The Fund for Art and Dialogue

Emily Todd

Artadia, formerly known as The ArtCouncil, revolves around visual artists. Chris Vroom founded Artadia on the belief that direct support for artists will make an impact on the development of the nation's cultural heritage. Artadia is constantly searching for new ways to introduce artists to a larger audience. Success is measured by following the careers of the artists who have received grants or assistance — with the expectation that this support contributes to their careers as professional artists and also positions them to be active participants in a society that embraces them and their ideas.

Artadia founder and principal funder Chris Vroom had a career as a research analyst in the financial industry. After realizing that the perpetual travel and long hours of this work stifled his other intellectually satisfying interests, he brought his well-honed analytical skills to support of the arts. After spending nine months talking with people, Vroom came to believe that making the art and culture of one's time relevant requires a systematic and professional approach. He fixed on support for individual artists as an area where his philanthropy could make a difference. Until then Vroom had been an art collector and a member of the art audience. His support of the arts took a quantum leap when he founded The ArtCouncil in 1997. Launched in San Francisco, the program supported individual artists (through grants and an exhibition) and arts-in-education. In 2000, Vroom left his job and dedicated his time to Artadia.

Supporting artists through direct grants and professional development is Artadia's mission: building a dynamic national network of artist support through grants and dialogue is Artadia's vision. Grants to individual artists are intended to encourage recipients to complete or start new work. Applications are distributed in an open call. Artists in each city (San Francisco, Chicago, and Houston, so far) apply and a jury of arts professionals (curators, academics, and artists) selects the grantees. Stipends are now for one year and are $20,000.
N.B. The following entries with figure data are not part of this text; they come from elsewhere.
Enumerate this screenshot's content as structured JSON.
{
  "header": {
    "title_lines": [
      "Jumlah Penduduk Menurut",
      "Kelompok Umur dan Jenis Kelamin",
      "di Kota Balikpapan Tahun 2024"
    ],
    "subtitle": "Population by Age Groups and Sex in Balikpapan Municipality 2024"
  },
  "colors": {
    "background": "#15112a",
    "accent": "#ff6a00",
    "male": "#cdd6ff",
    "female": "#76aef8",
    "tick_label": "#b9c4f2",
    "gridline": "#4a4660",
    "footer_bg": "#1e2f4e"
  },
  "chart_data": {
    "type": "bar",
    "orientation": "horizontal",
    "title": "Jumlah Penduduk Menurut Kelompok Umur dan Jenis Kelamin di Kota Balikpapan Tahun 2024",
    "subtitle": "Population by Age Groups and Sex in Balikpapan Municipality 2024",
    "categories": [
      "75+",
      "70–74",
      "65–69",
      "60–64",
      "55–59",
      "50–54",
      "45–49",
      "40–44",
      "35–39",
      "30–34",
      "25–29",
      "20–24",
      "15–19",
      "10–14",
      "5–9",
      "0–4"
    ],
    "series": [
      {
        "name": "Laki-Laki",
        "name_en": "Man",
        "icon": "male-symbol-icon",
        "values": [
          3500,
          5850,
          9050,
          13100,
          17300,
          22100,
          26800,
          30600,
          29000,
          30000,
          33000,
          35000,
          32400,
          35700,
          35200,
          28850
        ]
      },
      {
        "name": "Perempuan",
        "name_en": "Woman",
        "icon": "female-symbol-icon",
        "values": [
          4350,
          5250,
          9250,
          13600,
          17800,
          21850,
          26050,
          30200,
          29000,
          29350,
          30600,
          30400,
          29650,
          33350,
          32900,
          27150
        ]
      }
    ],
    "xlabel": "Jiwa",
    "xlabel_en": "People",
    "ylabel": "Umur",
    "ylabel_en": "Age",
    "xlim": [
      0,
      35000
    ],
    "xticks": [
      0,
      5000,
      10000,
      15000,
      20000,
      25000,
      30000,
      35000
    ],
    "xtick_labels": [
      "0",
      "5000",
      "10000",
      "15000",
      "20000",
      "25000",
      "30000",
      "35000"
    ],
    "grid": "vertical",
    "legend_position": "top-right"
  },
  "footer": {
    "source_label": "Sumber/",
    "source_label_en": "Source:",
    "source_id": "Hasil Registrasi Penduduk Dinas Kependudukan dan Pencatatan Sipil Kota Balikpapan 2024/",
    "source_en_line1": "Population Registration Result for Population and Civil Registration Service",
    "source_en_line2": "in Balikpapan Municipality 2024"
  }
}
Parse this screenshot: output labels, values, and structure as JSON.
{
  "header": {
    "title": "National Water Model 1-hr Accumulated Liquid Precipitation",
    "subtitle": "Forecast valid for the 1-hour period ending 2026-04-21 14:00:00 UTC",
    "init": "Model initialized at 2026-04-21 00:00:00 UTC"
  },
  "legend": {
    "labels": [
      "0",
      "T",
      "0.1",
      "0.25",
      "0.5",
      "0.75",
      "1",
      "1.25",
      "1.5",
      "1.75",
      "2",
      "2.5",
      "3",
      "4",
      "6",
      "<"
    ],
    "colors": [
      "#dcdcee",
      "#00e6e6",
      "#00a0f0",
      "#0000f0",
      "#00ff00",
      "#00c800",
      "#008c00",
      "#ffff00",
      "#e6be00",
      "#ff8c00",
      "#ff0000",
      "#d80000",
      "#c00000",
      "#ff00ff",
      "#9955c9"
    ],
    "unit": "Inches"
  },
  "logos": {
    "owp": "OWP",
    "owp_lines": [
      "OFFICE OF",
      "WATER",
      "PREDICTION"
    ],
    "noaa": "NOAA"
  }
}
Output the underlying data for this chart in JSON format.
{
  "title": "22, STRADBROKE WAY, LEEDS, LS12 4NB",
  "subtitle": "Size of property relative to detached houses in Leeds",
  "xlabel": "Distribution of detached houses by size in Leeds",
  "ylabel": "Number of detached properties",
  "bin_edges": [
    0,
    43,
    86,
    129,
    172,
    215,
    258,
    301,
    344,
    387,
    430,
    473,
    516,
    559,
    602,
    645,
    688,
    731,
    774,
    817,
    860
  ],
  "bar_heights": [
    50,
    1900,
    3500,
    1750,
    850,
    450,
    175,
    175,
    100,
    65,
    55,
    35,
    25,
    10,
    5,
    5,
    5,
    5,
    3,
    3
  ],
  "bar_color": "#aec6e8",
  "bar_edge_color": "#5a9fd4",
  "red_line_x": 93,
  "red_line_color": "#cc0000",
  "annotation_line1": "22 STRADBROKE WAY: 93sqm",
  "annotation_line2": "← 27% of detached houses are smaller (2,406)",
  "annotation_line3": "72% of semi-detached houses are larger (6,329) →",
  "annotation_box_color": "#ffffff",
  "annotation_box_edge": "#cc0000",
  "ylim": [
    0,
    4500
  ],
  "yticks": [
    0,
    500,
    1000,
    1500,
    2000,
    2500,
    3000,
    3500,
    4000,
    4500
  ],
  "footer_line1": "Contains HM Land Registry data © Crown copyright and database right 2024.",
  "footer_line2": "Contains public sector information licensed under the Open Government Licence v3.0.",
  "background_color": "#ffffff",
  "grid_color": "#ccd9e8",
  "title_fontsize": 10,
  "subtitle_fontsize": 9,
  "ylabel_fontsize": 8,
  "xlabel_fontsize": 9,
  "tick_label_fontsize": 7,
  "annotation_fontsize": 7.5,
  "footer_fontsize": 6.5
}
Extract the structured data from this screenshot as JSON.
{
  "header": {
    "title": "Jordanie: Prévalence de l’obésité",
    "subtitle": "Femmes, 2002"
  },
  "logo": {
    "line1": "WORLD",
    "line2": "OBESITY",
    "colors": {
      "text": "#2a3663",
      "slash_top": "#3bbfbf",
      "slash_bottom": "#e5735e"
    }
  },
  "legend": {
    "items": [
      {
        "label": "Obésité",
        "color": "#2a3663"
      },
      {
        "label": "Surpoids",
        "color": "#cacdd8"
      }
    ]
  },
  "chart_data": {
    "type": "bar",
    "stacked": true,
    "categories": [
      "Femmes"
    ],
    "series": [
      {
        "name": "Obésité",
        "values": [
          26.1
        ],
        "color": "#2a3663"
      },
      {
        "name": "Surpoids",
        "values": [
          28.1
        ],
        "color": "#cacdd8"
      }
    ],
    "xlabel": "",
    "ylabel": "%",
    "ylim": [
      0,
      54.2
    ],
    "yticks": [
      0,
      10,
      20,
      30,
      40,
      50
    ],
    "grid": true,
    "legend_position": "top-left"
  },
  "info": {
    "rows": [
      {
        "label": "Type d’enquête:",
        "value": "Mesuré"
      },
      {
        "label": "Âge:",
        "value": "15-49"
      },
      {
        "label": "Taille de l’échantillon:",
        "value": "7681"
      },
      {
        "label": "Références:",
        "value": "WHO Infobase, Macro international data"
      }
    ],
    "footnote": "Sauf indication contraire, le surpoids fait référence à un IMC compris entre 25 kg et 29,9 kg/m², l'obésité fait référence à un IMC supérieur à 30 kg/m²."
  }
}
The San Francisco program is in its fourth year and has awarded grants to fifty-three artists. Since it was started there in 2001, the Chicago program has made grants to twenty-nine artists. In Houston five artists recently received grants. Artists selected have subsequently had their work exhibited in museum, gallery, and university venues. Two Artadia grant recipients were represented in the 2002 Whitney Biennial. To date, The ArtCouncil and Artadia have given almost $700,000 to visual artists. The artists have pointed to the exhibition and award as playing an important role in their subsequent success. Vroom expects that Artadia will strengthen the connections between local institutions as well as links between artists, curators, and institutions across the nation. Artadia has a seven-member board and a respected advisory board. The board will expand to include representatives of the cities in which it has programs.

Vroom recently hired Alexander Gray (formerly on the staff of ArtPace in San Antonio and of Visual AIDS and Art Matters in Manhattan) as executive director of Artadia. Vroom will continue as a catalyst, introducing the Artadia concept to other individuals. He seeks to inspire others with the possibilities inherent in the Artadia idea. To date, he has enlisted partners in several cities and raised funds for Artadia programs in San Francisco, Chicago, Houston and is in discussion with prospective donors in Miami, Boston, Denver, Seattle, New York, Los Angeles, and Baltimore/Washington. He anticipates that Artadia will expand to ten metropolitan areas by 2007. Vroom sees Artadia's role as assisting in building a sustainable program and he intends these programs to become permanent and funded locally.

Vroom believes that the creative core of our society is neglected. He believes that by having an impact on artists' lives through grants and exhibitions, his work contributes to a better America.

Vroom is an optimist. His enthusiasm is contagious. He is a compelling and persuasive spokesperson for artists. Vroom believes that we in this country do not appreciate our cultural assets and that we undervalue artists' views on important societal concerns. As long as our culture puts primary value on money, it will always be a challenge for artists' perspectives to be transmitted. Each generation of artists communicates its values to successive generations. Art thus chronicles our cultural heritage and becomes a continuum of ideas realized creatively. Chris Vroom believes that the arts give meaning to life and that our nation's hopes and aspirations are transmitted through the arts. He has invested substantial amounts of his own time and money in Artadia. Based on his success to date, one can expect that he will be able to leverage significant funding from individuals through his leadership. Artadia is a celebration of our nation's diversity and the culture that arises from this melding of aesthetics and histories.

Emily Todd is grant officer, Houston Endowment, Inc.